Goethe-Medaille geht zweimal nach Lateinamerika
28. August 2018Die Verleihung der Goethe-Medaille stand in diesem Jahr unter dem Motto "Leben nach der Katastrophe". Die Preisträger stünden für einen Neubeginn, sei es nach Krieg, politischen Zusammenbrüchen oder Umweltzerstörungen, sagte der Präsident des Goethe-Instituts, Klaus-Dieter Lehmann, bei der Verleihung an diesem Dienstag im Weimarer Residenzschloss. Der Tag der Ehrung fällt seit 2009 auf den Geburtstag von Johann Wolfgang von Goethe (1749-1832).
Theater der Versöhnung
Die kolumbianischen Geschwister Heidi und Rolf Abderhalden führen das Theaterkollektiv Mapa Teatro, das sie mit ihrer Schwester Elizabeth 1984 in Paris gründeten. Seit 1986 ist es in Bogotá ansässig, wo es sich in teils dokumentarischen Stücken mit den politischen und gesellschaftlichen Entwicklungen Kolumbiens auseinandersetzt. Zu den zentralen Themen zählt die Verhandlung des jahrzehntelangen Bürgerkriegs, dessen künstlerische Aufarbeitung zur Versöhnung beitragen soll. Mapa Teatro gilt als experimentelles Kunstlabor, das nicht zwischen den Kunstgattungen trennt, die bildenden sowie darstellenden Musik- und Videokünstler treten weltweit auf Theaterfestivals auf.
Sieben Jahre mit einem indigenen Volk
Die schweizerisch-brasilianische Fotografin und Menschenrechtlerin Claudia Andujar setzt sich seit den 1970er Jahren für die indigene Völkergruppe der Yanomami ein. 1971 reiste sie zum ersten Mal ins brasilianische Amazonasgebiet, lebte mit den Bewohnern und dokumentierte ihren Alltag. Ihr längster Aufenthalt dauerte sieben Jahre, bis zur Vertreibung durch Brasiliens Militärdiktatur, die ihr zwischenzeitlich die Veröffentlichung ihrer Bilder untersagte. Andujar gründete daraufhin eine Hilfsorganisation zum Schutz des durch die Zerstörung des Regenwalds bedrohten Lebensraums der Yanomami: Seit 1992 ist das Schutzgebiet 9,6 Millionen Hektar groß. Ihre wichtigste künstlerische Arbeit ist die Reihe Serie "Marcados" (deutsch: die Markierten), auf denen sie Yanomami im Rahmen einer Impfkampagne fotografierte (Foto oben).
Weltoffen im Kalten Krieg
Péter Eötvös zählt zu den erfolgreichsten Opernkomponisten der Gegenwart. Im Alter von 14 Jahren an der Musikakademie Budapest aufgenommen, suchte der Ungar zu Zeiten des Kalten Krieges die Nähe zu europäischen Musikkulturen. Eötvös erhielt Mitte der 1960er Jahre ein Stipendium für ein Dirigierstudium an der Musikhochschule Köln, 1978 leitete er auf Einladung von Pierre Boulez das Eröffnungskonzert des Institute de Recherche et Coordination Acoustique/Musique (IRCAM) in Paris. Eötvös leitete Seminare und Meisterkurse, in Budapest gründete er das Internationale Péter Eötvös Institut für junge Dirigenten und Komponisten. In seinen Stücken behandelt er auch politische Themen wie Globalisierung und Migrationspolitik.

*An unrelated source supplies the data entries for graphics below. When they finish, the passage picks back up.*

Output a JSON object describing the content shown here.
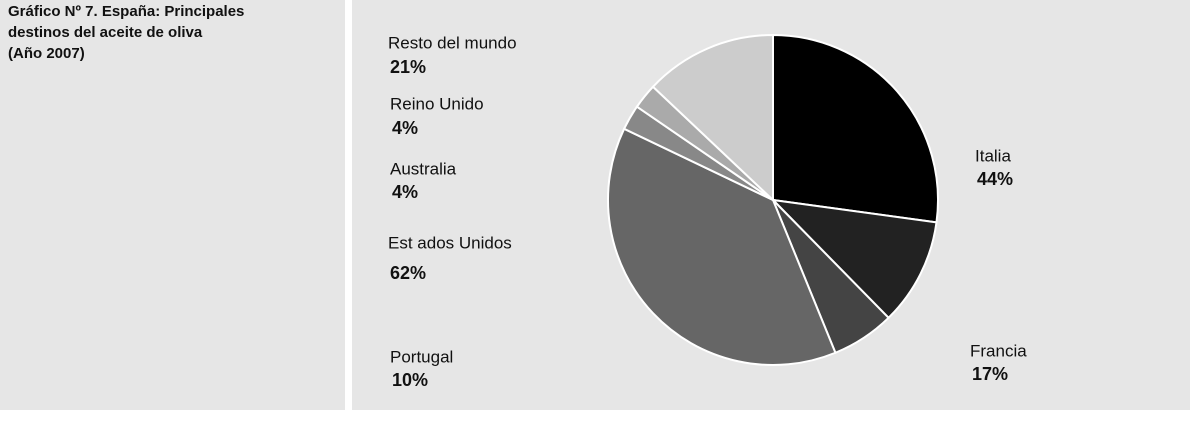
{
  "chart_data": {
    "type": "pie",
    "title": [
      "Gráfico Nº 7. España: Principales",
      "destinos del aceite de oliva",
      "(Año 2007)"
    ],
    "categories": [
      "Italia",
      "Francia",
      "Portugal",
      "Est ados Unidos",
      "Australia",
      "Reino Unido",
      "Resto del mundo"
    ],
    "values": [
      44,
      17,
      10,
      62,
      4,
      4,
      21
    ],
    "value_labels": [
      "44%",
      "17%",
      "10%",
      "62%",
      "4%",
      "4%",
      "21%"
    ],
    "colors": [
      "#000000",
      "#222222",
      "#444444",
      "#666666",
      "#888888",
      "#aaaaaa",
      "#cccccc"
    ]
  }
}
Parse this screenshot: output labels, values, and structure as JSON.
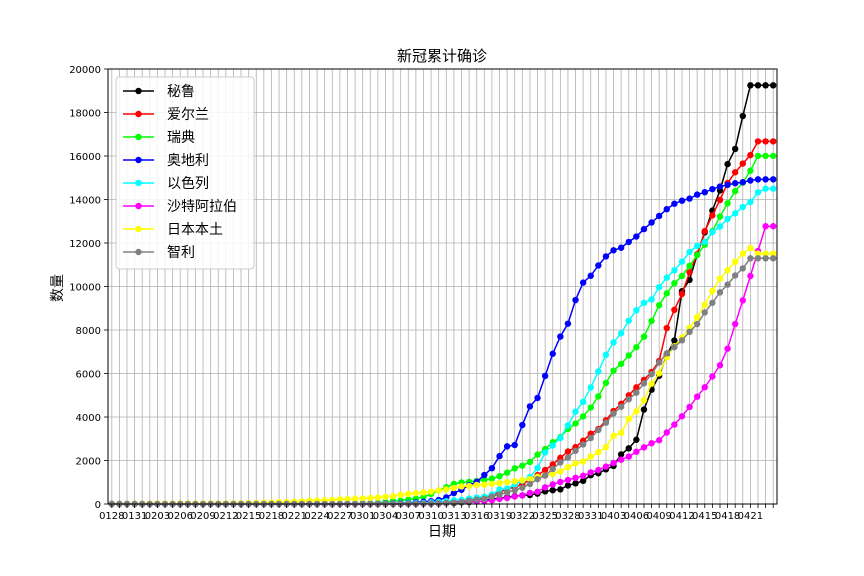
{
  "chart_data": {
    "type": "line",
    "title": "新冠累计确诊",
    "xlabel": "日期",
    "ylabel": "数量",
    "ylim": [
      0,
      20000
    ],
    "yticks": [
      0,
      2000,
      4000,
      6000,
      8000,
      10000,
      12000,
      14000,
      16000,
      18000,
      20000
    ],
    "grid": true,
    "legend_position": "top-left",
    "x": [
      "0128",
      "0129",
      "0130",
      "0131",
      "0201",
      "0202",
      "0203",
      "0204",
      "0205",
      "0206",
      "0207",
      "0208",
      "0209",
      "0210",
      "0211",
      "0212",
      "0213",
      "0214",
      "0215",
      "0216",
      "0217",
      "0218",
      "0219",
      "0220",
      "0221",
      "0222",
      "0223",
      "0224",
      "0225",
      "0226",
      "0227",
      "0228",
      "0229",
      "0301",
      "0302",
      "0303",
      "0304",
      "0305",
      "0306",
      "0307",
      "0308",
      "0309",
      "0310",
      "0311",
      "0312",
      "0313",
      "0314",
      "0315",
      "0316",
      "0317",
      "0318",
      "0319",
      "0320",
      "0321",
      "0322",
      "0323",
      "0324",
      "0325",
      "0326",
      "0327",
      "0328",
      "0329",
      "0330",
      "0331",
      "0401",
      "0402",
      "0403",
      "0404",
      "0405",
      "0406",
      "0407",
      "0408",
      "0409",
      "0410",
      "0411",
      "0412",
      "0413",
      "0414",
      "0415",
      "0416",
      "0417",
      "0418",
      "0419",
      "0420",
      "0421",
      "0422",
      "0423",
      "0424"
    ],
    "xticks": [
      "0128",
      "0131",
      "0203",
      "0206",
      "0209",
      "0212",
      "0215",
      "0218",
      "0221",
      "0224",
      "0227",
      "0301",
      "0304",
      "0307",
      "0310",
      "0313",
      "0316",
      "0319",
      "0322",
      "0325",
      "0328",
      "0331",
      "0403",
      "0406",
      "0409",
      "0412",
      "0415",
      "0418",
      "0421"
    ],
    "series": [
      {
        "name": "秘鲁",
        "color": "#000000",
        "values": [
          0,
          0,
          0,
          0,
          0,
          0,
          0,
          0,
          0,
          0,
          0,
          0,
          0,
          0,
          0,
          0,
          0,
          0,
          0,
          0,
          0,
          0,
          0,
          0,
          0,
          0,
          0,
          0,
          0,
          0,
          0,
          0,
          0,
          0,
          0,
          0,
          0,
          1,
          1,
          6,
          9,
          11,
          17,
          22,
          38,
          43,
          71,
          86,
          117,
          145,
          234,
          263,
          318,
          363,
          395,
          416,
          480,
          580,
          635,
          671,
          852,
          950,
          1065,
          1323,
          1414,
          1595,
          1746,
          2281,
          2561,
          2954,
          4342,
          5256,
          5897,
          6848,
          7519,
          9784,
          10303,
          11475,
          12491,
          13489,
          14420,
          15628,
          16325,
          17837,
          19250,
          19250,
          19250,
          19250
        ]
      },
      {
        "name": "爱尔兰",
        "color": "#ff0000",
        "values": [
          0,
          0,
          0,
          0,
          0,
          0,
          0,
          0,
          0,
          0,
          0,
          0,
          0,
          0,
          0,
          0,
          0,
          0,
          0,
          0,
          0,
          0,
          0,
          0,
          0,
          0,
          0,
          0,
          0,
          0,
          0,
          0,
          1,
          1,
          1,
          2,
          6,
          13,
          18,
          19,
          21,
          24,
          34,
          43,
          70,
          90,
          129,
          169,
          223,
          292,
          366,
          557,
          683,
          785,
          906,
          1125,
          1329,
          1564,
          1819,
          2121,
          2415,
          2615,
          2910,
          3235,
          3447,
          3849,
          4273,
          4604,
          4994,
          5364,
          5709,
          6074,
          6574,
          8089,
          8928,
          9655,
          10647,
          11479,
          12547,
          13271,
          13980,
          14758,
          15251,
          15652,
          16040,
          16671,
          16671,
          16671
        ]
      },
      {
        "name": "瑞典",
        "color": "#00ff00",
        "values": [
          0,
          0,
          0,
          0,
          1,
          1,
          1,
          1,
          1,
          1,
          1,
          1,
          1,
          1,
          1,
          1,
          1,
          1,
          1,
          1,
          1,
          1,
          1,
          1,
          1,
          1,
          1,
          7,
          7,
          12,
          13,
          14,
          15,
          21,
          30,
          52,
          94,
          137,
          161,
          203,
          248,
          326,
          461,
          620,
          771,
          924,
          992,
          1022,
          1059,
          1104,
          1167,
          1279,
          1439,
          1639,
          1763,
          1934,
          2272,
          2526,
          2840,
          3069,
          3447,
          3700,
          4028,
          4435,
          4947,
          5568,
          6131,
          6443,
          6830,
          7206,
          7693,
          8419,
          9141,
          9685,
          10151,
          10483,
          10948,
          11445,
          11927,
          12540,
          13216,
          13822,
          14385,
          14777,
          15322,
          16004,
          16004,
          16004
        ]
      },
      {
        "name": "奥地利",
        "color": "#0000ff",
        "values": [
          0,
          0,
          0,
          0,
          0,
          0,
          0,
          0,
          0,
          0,
          0,
          0,
          0,
          0,
          0,
          0,
          0,
          0,
          0,
          0,
          0,
          0,
          0,
          0,
          0,
          0,
          2,
          2,
          3,
          3,
          5,
          5,
          10,
          10,
          14,
          18,
          24,
          29,
          41,
          55,
          79,
          104,
          131,
          182,
          302,
          504,
          655,
          860,
          1018,
          1332,
          1646,
          2203,
          2649,
          2711,
          3631,
          4486,
          4876,
          5888,
          6909,
          7697,
          8291,
          9377,
          10180,
          10494,
          10967,
          11383,
          11665,
          11781,
          12051,
          12297,
          12639,
          12942,
          13244,
          13555,
          13806,
          13945,
          14041,
          14226,
          14336,
          14476,
          14595,
          14671,
          14749,
          14795,
          14873,
          14925,
          14925,
          14925
        ]
      },
      {
        "name": "以色列",
        "color": "#00ffff",
        "values": [
          0,
          0,
          0,
          0,
          0,
          0,
          0,
          0,
          0,
          0,
          0,
          0,
          0,
          0,
          0,
          0,
          0,
          0,
          0,
          0,
          0,
          1,
          1,
          1,
          1,
          1,
          2,
          2,
          2,
          3,
          5,
          7,
          7,
          10,
          10,
          12,
          15,
          21,
          25,
          39,
          42,
          50,
          75,
          97,
          126,
          178,
          193,
          250,
          298,
          337,
          433,
          677,
          705,
          883,
          1071,
          1238,
          1656,
          2369,
          2693,
          3035,
          3619,
          4247,
          4695,
          5358,
          6092,
          6857,
          7428,
          7851,
          8430,
          8904,
          9248,
          9404,
          9968,
          10408,
          10743,
          11145,
          11586,
          11868,
          12046,
          12501,
          12758,
          13107,
          13362,
          13654,
          13883,
          14326,
          14498,
          14498
        ]
      },
      {
        "name": "沙特阿拉伯",
        "color": "#ff00ff",
        "values": [
          0,
          0,
          0,
          0,
          0,
          0,
          0,
          0,
          0,
          0,
          0,
          0,
          0,
          0,
          0,
          0,
          0,
          0,
          0,
          0,
          0,
          0,
          0,
          0,
          0,
          0,
          0,
          0,
          0,
          0,
          0,
          0,
          0,
          0,
          1,
          1,
          1,
          5,
          5,
          5,
          11,
          15,
          20,
          21,
          45,
          62,
          86,
          103,
          118,
          133,
          171,
          238,
          274,
          344,
          392,
          511,
          562,
          767,
          900,
          1012,
          1104,
          1203,
          1299,
          1453,
          1563,
          1720,
          1885,
          2039,
          2179,
          2402,
          2605,
          2795,
          2932,
          3287,
          3651,
          4033,
          4462,
          4934,
          5369,
          5862,
          6380,
          7142,
          8274,
          9362,
          10484,
          11631,
          12772,
          12772
        ]
      },
      {
        "name": "日本本土",
        "color": "#ffff00",
        "values": [
          2,
          4,
          7,
          8,
          14,
          17,
          20,
          20,
          20,
          25,
          25,
          25,
          26,
          26,
          26,
          28,
          29,
          33,
          41,
          53,
          59,
          66,
          84,
          94,
          105,
          122,
          147,
          159,
          170,
          189,
          214,
          228,
          241,
          256,
          274,
          293,
          331,
          360,
          420,
          461,
          502,
          530,
          568,
          620,
          675,
          734,
          806,
          826,
          878,
          889,
          924,
          963,
          1007,
          1046,
          1101,
          1140,
          1254,
          1307,
          1387,
          1499,
          1693,
          1866,
          1953,
          2178,
          2384,
          2617,
          3139,
          3271,
          3906,
          4257,
          4768,
          5530,
          6005,
          6748,
          7255,
          7645,
          8100,
          8582,
          9167,
          9795,
          10361,
          10751,
          11135,
          11512,
          11772,
          11512,
          11512,
          11512
        ]
      },
      {
        "name": "智利",
        "color": "#808080",
        "values": [
          0,
          0,
          0,
          0,
          0,
          0,
          0,
          0,
          0,
          0,
          0,
          0,
          0,
          0,
          0,
          0,
          0,
          0,
          0,
          0,
          0,
          0,
          0,
          0,
          0,
          0,
          0,
          0,
          0,
          0,
          0,
          0,
          0,
          0,
          0,
          1,
          1,
          4,
          5,
          7,
          13,
          17,
          23,
          33,
          43,
          61,
          75,
          156,
          201,
          238,
          342,
          434,
          537,
          632,
          746,
          922,
          1142,
          1306,
          1610,
          1909,
          2139,
          2449,
          2738,
          3031,
          3404,
          3737,
          4161,
          4471,
          4815,
          5116,
          5546,
          5972,
          6501,
          6927,
          7213,
          7525,
          7917,
          8273,
          8807,
          9252,
          9730,
          10088,
          10507,
          10832,
          11296,
          11296,
          11296,
          11296
        ]
      }
    ]
  }
}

Die Goethe-Medaille wird seit 1954 als Ehrenzeichen der Bundesrepublik Deutschland gestiftet. Sie wird jährlich an Menschen vergeben, die sich in besonderer Weise um den internationalen Kulturaustausch verdient gemacht haben. Zu den Preisträgern gehören Daniel Barenboim, Pierre Bourdieu, David Cornwell alias John le Carré, Lars Gustafsson, Ágnes Heller, Petros Markaris, Jorge Semprún, Robert Wilson, Helen Wolff und Juri Andruchowytsch.